Idzie wiosna.
Postanowiłem wrócić do ćwiczeń - od czasu skręcenia kolana w dniu 13 września 2005 i rehabilitacji do końca grudnia.
Cały czas nie tak coś z moim kolanem.
Postanowiłem wykupić karnet na siłownię i poćwiczyć więcej.
Wiecie - Bieszczady 2006 nadchodzą - obserwacje- piękne kobiety - trzeba się jakoś przygotować.
No więc na siłownie - rowerek 20 min, mięśnie brzuszka 20 min - sztanga (sam gryf na początek )
iiii myślałem że umrę.
Zalałem się potem - czerwona twarz.
Prawie że zwymiotowałem ze zmęczenia.
A nadmienię że właśnie we wtorek wypiłem ostatnią kawę - bo też postanowiłem to rzucić.
No i Mała dietka też się zaczęła - musze spaść z 5 kg.
W sobotę rano jak się obudziłem, to zaczęła mnie coraz bardziej boleć głowa.

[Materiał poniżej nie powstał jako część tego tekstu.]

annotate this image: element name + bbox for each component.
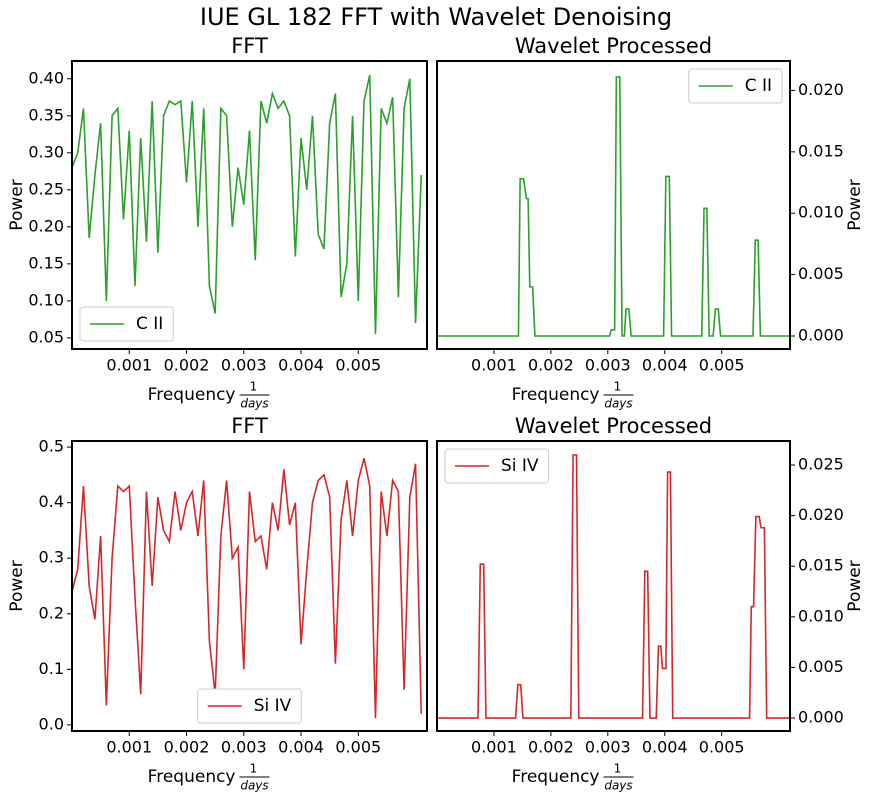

A dziś oczywiście mam zakwasy po tym "forsowaniu".
Oj zapuściłem się strasznie.
Jak ja teraz do formy wrócę.
Mam nadzieję, że mi rzucenie picia kawy nie zaszkodzi.
Dziś basenik rekraacyjnie - no i może sauenka.
A w poniedziałek jak dożyje wracam do siłowni - i mam nadzieję, że nie zanieczyszce im sali.